そう話す木下さんにはもう一つ、心に抱く思いがあった。大学時代に経験した「究極の瞬間」の再現だ。

「大学の練習場で交響曲の一節を指揮していたとき、すべての奏者の音がぴたっと重なり合う瞬間があったんです。そのとき、まるで体が急に海の中に沈んだような感覚があって。息ができなくなるような、音に飲まれる感覚。まさに『究極の瞬間』でした」

指揮者として活動を始めて11年。これまでプロを含めて数多くの楽団を指揮してきたが、まだあのような瞬間には出会えていない。だからこそ、いまの仲間たちと一緒にもう一度あの瞬間を迎えたいと願っている。

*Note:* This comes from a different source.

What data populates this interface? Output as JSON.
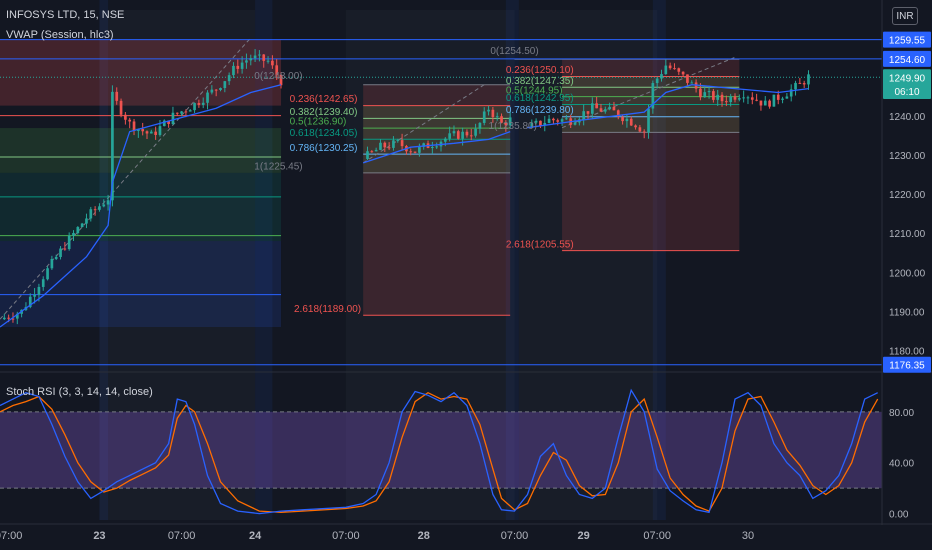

「欲張らず、目の前の音楽に誠実でいる。その積み重ねでいまの私があります。きっと今後も同じように音楽と向き合い続けていけば、その先でまたあの瞬間にたどり着けるのではないかと思っています」(了)

撮影・執筆/中道 侑希

(撮影:Ayane Shindo)

木下 麻由加(きのした まゆか)

1986年生まれ。和歌山県橋本市出身。神戸大学発達科学部人間表現学科卒業。卒業後はデンマーク王立音楽アカデミーに留学。帰国後、フリーの指揮者として活動を開始する。第14回橋本市文化功労賞受賞。現在は関西を拠点に、大学オーケストラの常任指揮や高校での指導、全国のプロ・アマチュア楽団での指揮を精力的に行っている。推しはデンマークを代表する作曲家・ニールセン。